Filed
Pursuant to Rule 424(b)(5)
Registration Statement No. 333-250973
PROSPECTUS
SUPPLEMENT
(To Prospectus dated December 7, 2020)
1,530,769 Shares of Common Stock
Pre-Funded Warrants to Purchase up to 1,834,616 Shares of Common Stock
Series A Common Stock Purchase Warrants to Purchase up to 3,365,385 Shares of Common Stock
Series B Common Stock Purchase Warrants to Purchase up to 3,365,385 Shares of Common Stock
This prospectus supplement updates, supersedes and amends certain information contained in the prospectus supplement dated December 6, 2022, as supplemented by the prospectus supplement dated August 7, 2023 (together, the “Original Prospectus Supplement”) and the prospectus dated December 7, 2020 (the “Base Prospectus”; and together with the Original Prospectus Supplement, the “Original Prospectus”), relating to the offering of 1,530,769 shares of our common stock, par value $0.001, or the Common Stock, together with Series A common stock warrants, or the Series A Warrants, to purchase up to 3,365,385 shares of Common Stock, and Series B common stock warrants, or the Series B Warrants, to purchase up to 3,365,385 shares of Common Stock (and the shares of Common Stock issuable upon exercise of the Series A Warrants and the Series B Warrants). The Series A Warrants have been amended as described below under “Amendments to Existing Warrants.”
This prospectus supplement should be read in conjunction with the Original Prospectus, and is qualified by reference to the Original Prospectus, except to the extent that the information presented herein supersedes the information contained in the Original Prospectus. This prospectus supplement is not complete without, and may only be delivered or used in connection with, the Original Prospectus, including any amendments or supplements thereto. We may amend or supplement the Original Prospectus from time to time by filing amendments or supplements as required. You should read the entire Original Prospectus and any amendments or supplements carefully before you make an investment decision.
Our Common Stock became listed on The Nasdaq Capital Market (“Nasdaq”) under the symbol “IBIO” on March 4, 2025, prior to which time it was listed on the NYSE American LLC (the “NYSE American”). On April 28, 2025, the closing price of our Common Stock on Nasdaq was $1.05 per share.
Investing in our securities involves a high degree of risk. See “Risk Factors” in the Original Prospectus and documents incorporated therein by reference for a discussion of such risk factors, which factors should be read carefully in connection with an investment in our securities.

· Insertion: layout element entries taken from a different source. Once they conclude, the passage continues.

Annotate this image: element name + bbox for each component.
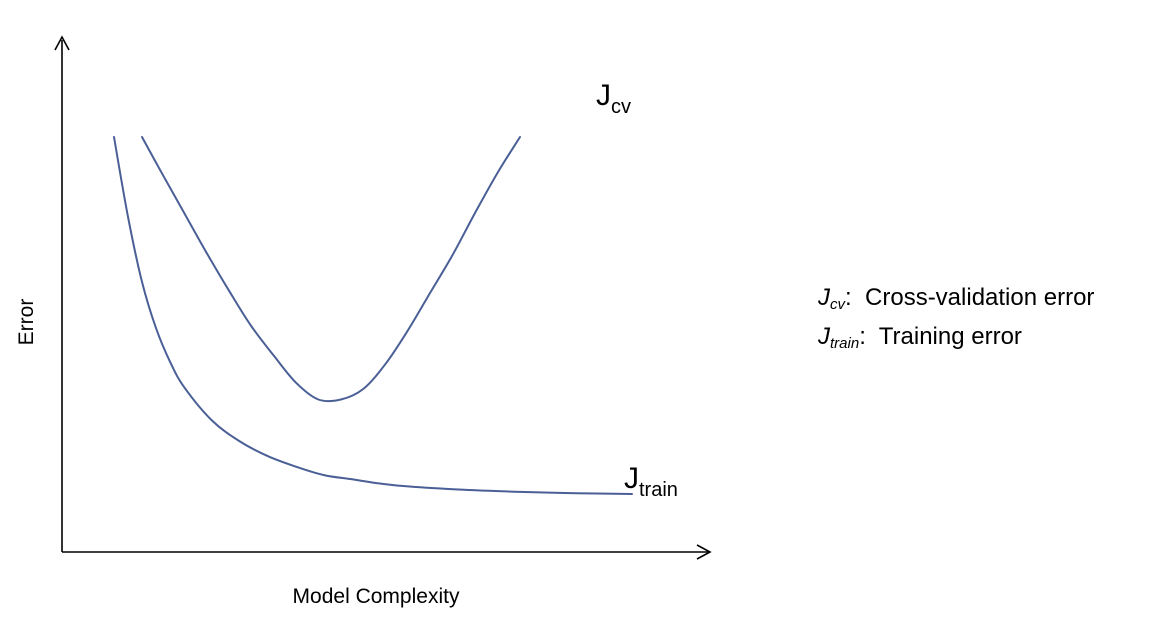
legend-text-jtrain: Training error xyxy=(878,323,1022,350)
legend-symbol-main: J xyxy=(818,323,830,350)
legend-separator: : xyxy=(859,323,866,350)
series-label-jcv-main: J xyxy=(596,79,611,112)
legend-symbol-sub: cv xyxy=(830,296,845,313)
x-axis-label: Model Complexity xyxy=(293,585,460,608)
series-line-jtrain xyxy=(113,136,633,495)
legend-item-jtrain: Jtrain: Training error xyxy=(818,321,1094,360)
x-axis-arrow-icon xyxy=(696,544,712,560)
legend-symbol-sub: train xyxy=(830,335,860,352)
y-axis-label: Error xyxy=(15,299,38,346)
legend-item-jcv: Jcv: Cross-validation error xyxy=(818,282,1094,321)
legend-separator: : xyxy=(845,284,852,311)
series-label-jtrain-sub: train xyxy=(639,479,678,501)
series-line-jcv xyxy=(141,136,521,403)
series-label-jtrain: Jtrain xyxy=(624,462,678,501)
legend-symbol-jcv: Jcv xyxy=(818,284,845,313)
legend: Jcv: Cross-validation error Jtrain: Trai… xyxy=(818,282,1094,360)
series-label-jcv-sub: cv xyxy=(611,96,631,118)
series-label-jtrain-main: J xyxy=(624,462,639,495)
y-axis-arrow-icon xyxy=(54,35,70,51)
series-label-jcv: Jcv xyxy=(596,79,631,118)
legend-text-jcv: Cross-validation error xyxy=(865,284,1095,311)
legend-symbol-main: J xyxy=(818,284,830,311)
legend-symbol-jtrain: Jtrain xyxy=(818,323,860,352)
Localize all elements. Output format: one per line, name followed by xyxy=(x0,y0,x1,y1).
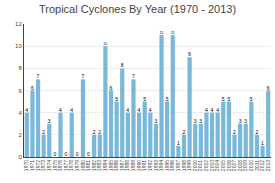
svg-text:1997: 1997 xyxy=(175,160,181,171)
svg-text:1988: 1988 xyxy=(124,160,130,171)
svg-text:10: 10 xyxy=(103,42,107,46)
svg-text:2005: 2005 xyxy=(220,160,226,171)
svg-text:2: 2 xyxy=(42,129,45,135)
svg-text:1985: 1985 xyxy=(108,160,114,171)
svg-text:2: 2 xyxy=(93,129,96,135)
svg-text:1998: 1998 xyxy=(181,160,187,171)
svg-text:4: 4 xyxy=(126,107,129,113)
svg-text:2009: 2009 xyxy=(242,160,248,171)
svg-text:0: 0 xyxy=(87,151,90,157)
svg-text:2008: 2008 xyxy=(237,160,243,171)
svg-text:1978: 1978 xyxy=(68,160,74,171)
svg-text:8: 8 xyxy=(18,65,22,71)
svg-text:1994: 1994 xyxy=(158,160,164,171)
svg-text:0: 0 xyxy=(53,151,56,157)
svg-text:2: 2 xyxy=(255,129,258,135)
svg-text:9: 9 xyxy=(188,51,191,57)
svg-text:1983: 1983 xyxy=(96,160,102,171)
svg-text:6: 6 xyxy=(18,88,22,94)
svg-text:3: 3 xyxy=(239,118,242,124)
svg-text:2007: 2007 xyxy=(231,160,237,171)
svg-text:2013: 2013 xyxy=(265,160,271,171)
svg-text:7: 7 xyxy=(37,73,40,79)
svg-text:4: 4 xyxy=(138,107,141,113)
svg-text:1981: 1981 xyxy=(85,160,91,171)
svg-text:2012: 2012 xyxy=(259,160,265,171)
svg-text:2: 2 xyxy=(98,129,101,135)
svg-text:4: 4 xyxy=(149,107,152,113)
svg-text:5: 5 xyxy=(166,96,169,102)
svg-text:8: 8 xyxy=(121,62,124,68)
svg-text:2003: 2003 xyxy=(209,160,215,171)
svg-text:11: 11 xyxy=(171,30,175,35)
svg-text:6: 6 xyxy=(110,85,113,91)
svg-text:Tropical Cyclones By Year (197: Tropical Cyclones By Year (1970 - 2013) xyxy=(39,3,236,15)
svg-text:1999: 1999 xyxy=(186,160,192,171)
svg-text:1: 1 xyxy=(261,140,264,146)
svg-text:5: 5 xyxy=(143,96,146,102)
svg-text:1990: 1990 xyxy=(136,160,142,171)
svg-text:2004: 2004 xyxy=(214,160,220,171)
svg-text:1996: 1996 xyxy=(169,160,175,171)
svg-text:5: 5 xyxy=(227,96,230,102)
svg-text:1970: 1970 xyxy=(23,160,29,171)
svg-text:2011: 2011 xyxy=(254,160,260,171)
svg-text:1989: 1989 xyxy=(130,160,136,171)
svg-text:5: 5 xyxy=(222,96,225,102)
svg-text:6: 6 xyxy=(31,85,34,91)
svg-text:1972: 1972 xyxy=(35,160,41,171)
svg-text:4: 4 xyxy=(18,110,22,116)
svg-text:7: 7 xyxy=(132,73,135,79)
svg-text:2: 2 xyxy=(182,129,185,135)
svg-text:2010: 2010 xyxy=(248,160,254,171)
svg-text:1975: 1975 xyxy=(52,160,58,171)
svg-text:2006: 2006 xyxy=(226,160,232,171)
svg-text:6: 6 xyxy=(267,85,270,91)
svg-text:3: 3 xyxy=(199,118,202,124)
svg-text:1995: 1995 xyxy=(164,160,170,171)
svg-text:2000: 2000 xyxy=(192,160,198,171)
svg-text:1: 1 xyxy=(177,140,180,146)
svg-text:1987: 1987 xyxy=(119,160,125,171)
svg-text:1971: 1971 xyxy=(29,160,35,171)
svg-text:2002: 2002 xyxy=(203,160,209,171)
svg-text:4: 4 xyxy=(216,107,219,113)
svg-text:2: 2 xyxy=(18,132,22,138)
svg-text:0: 0 xyxy=(76,151,79,157)
svg-text:5: 5 xyxy=(115,96,118,102)
svg-text:2001: 2001 xyxy=(197,160,203,171)
svg-text:1977: 1977 xyxy=(63,160,69,171)
svg-text:1993: 1993 xyxy=(153,160,159,171)
svg-text:0: 0 xyxy=(65,151,68,157)
svg-text:4: 4 xyxy=(59,107,62,113)
svg-text:7: 7 xyxy=(81,73,84,79)
svg-text:4: 4 xyxy=(211,107,214,113)
svg-text:3: 3 xyxy=(154,118,157,124)
svg-text:12: 12 xyxy=(15,21,22,27)
svg-text:1979: 1979 xyxy=(74,160,80,171)
svg-text:4: 4 xyxy=(70,107,73,113)
svg-text:5: 5 xyxy=(250,96,253,102)
svg-text:3: 3 xyxy=(244,118,247,124)
svg-text:4: 4 xyxy=(25,107,28,113)
svg-text:1973: 1973 xyxy=(40,160,46,171)
svg-text:1992: 1992 xyxy=(147,160,153,171)
svg-text:3: 3 xyxy=(194,118,197,124)
svg-text:1976: 1976 xyxy=(57,160,63,171)
svg-text:4: 4 xyxy=(205,107,208,113)
svg-text:0: 0 xyxy=(18,154,22,160)
svg-text:2: 2 xyxy=(233,129,236,135)
svg-text:1991: 1991 xyxy=(141,160,147,171)
svg-text:10: 10 xyxy=(15,43,22,49)
svg-text:1980: 1980 xyxy=(80,160,86,171)
svg-text:1982: 1982 xyxy=(91,160,97,171)
svg-text:1984: 1984 xyxy=(102,160,108,171)
svg-text:3: 3 xyxy=(48,118,51,124)
svg-text:11: 11 xyxy=(159,30,163,35)
svg-text:1986: 1986 xyxy=(113,160,119,171)
svg-text:1974: 1974 xyxy=(46,160,52,171)
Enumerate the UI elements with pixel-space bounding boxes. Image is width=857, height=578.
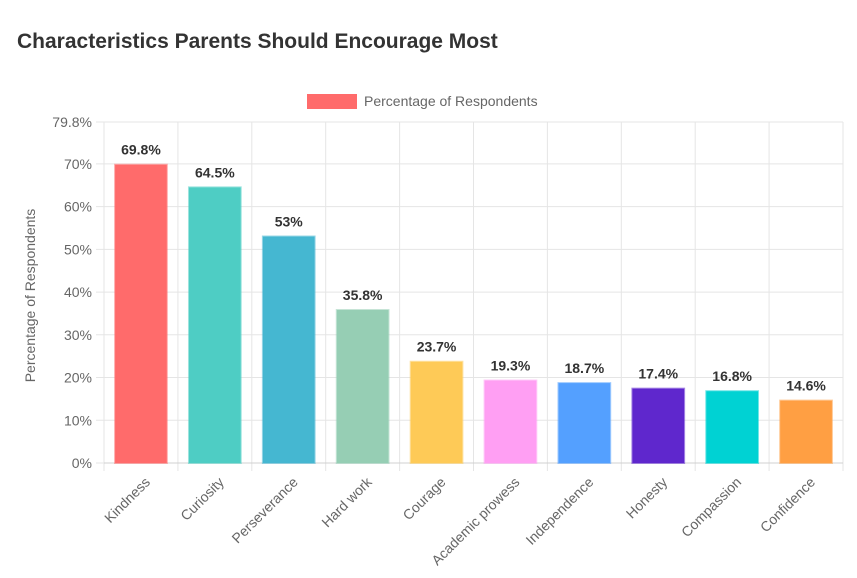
- bar-confidence[interactable]: [779, 399, 833, 465]
- y-axis-title: Percentage of Respondents: [22, 209, 38, 383]
- bar-kindness[interactable]: [114, 163, 168, 464]
- y-tick-label: 10%: [64, 412, 92, 428]
- x-tick-label: Independence: [522, 474, 596, 548]
- bar-compassion[interactable]: [705, 390, 760, 465]
- x-tick-label: Compassion: [678, 474, 744, 540]
- bar-academic-prowess[interactable]: [483, 379, 538, 464]
- bar-independence[interactable]: [557, 382, 612, 465]
- x-tick-label: Confidence: [757, 474, 819, 536]
- chart-title: Characteristics Parents Should Encourage…: [17, 30, 498, 53]
- y-tick-label: 0%: [72, 455, 92, 471]
- bar-courage[interactable]: [409, 360, 464, 464]
- bar-data-label: 69.8%: [121, 142, 161, 158]
- legend-label[interactable]: Percentage of Respondents: [364, 93, 538, 109]
- bar-data-label: 35.8%: [343, 287, 383, 303]
- bar-data-label: 23.7%: [417, 339, 457, 355]
- x-tick-label: Perseverance: [228, 474, 301, 547]
- y-tick-label: 20%: [64, 370, 92, 386]
- bar-curiosity[interactable]: [187, 186, 242, 464]
- bar-data-label: 14.6%: [786, 378, 826, 394]
- bar-data-label: 17.4%: [638, 366, 678, 382]
- y-tick-label: 40%: [64, 284, 92, 300]
- y-tick-label: 50%: [64, 241, 92, 257]
- bar-perseverance[interactable]: [261, 235, 316, 464]
- bar-data-label: 18.7%: [564, 360, 604, 376]
- y-tick-label: 30%: [64, 327, 92, 343]
- bar-data-label: 53%: [275, 214, 304, 230]
- x-tick-label: Kindness: [101, 474, 153, 526]
- bar-data-label: 64.5%: [195, 164, 235, 180]
- x-tick-label: Honesty: [623, 474, 671, 522]
- x-tick-label: Hard work: [318, 473, 375, 530]
- x-tick-label: Curiosity: [177, 474, 227, 524]
- bar-data-label: 16.8%: [712, 368, 752, 384]
- bar-honesty[interactable]: [631, 387, 686, 464]
- y-tick-label: 70%: [64, 156, 92, 172]
- legend-swatch[interactable]: [307, 94, 357, 109]
- y-tick-label: 79.8%: [52, 114, 92, 130]
- bar-data-label: 19.3%: [491, 358, 531, 374]
- y-tick-label: 60%: [64, 199, 92, 215]
- legend: Percentage of Respondents: [307, 93, 538, 109]
- bar-hard-work[interactable]: [335, 309, 390, 464]
- x-tick-label: Courage: [399, 474, 448, 523]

Neither the Securities and Exchange Commission nor any state securities commission has approved or disapproved of these securities or passed upon the adequacy or accuracy of the Prior Prospectus, this prospectus supplement or the accompanying prospectus. Any representation to the contrary is a criminal offense.
Amendment to Existing Warrants
This Supplement is being filed to disclose the following:
On April 29, 2025, we agreed with certain holders of the Series A Warrants to purchase up to 144,230 shares of Common Stock to amend such warrants to lower the exercise price of such warrants to $0.86 per share.
Prospectus supplement dated April 29, 2025.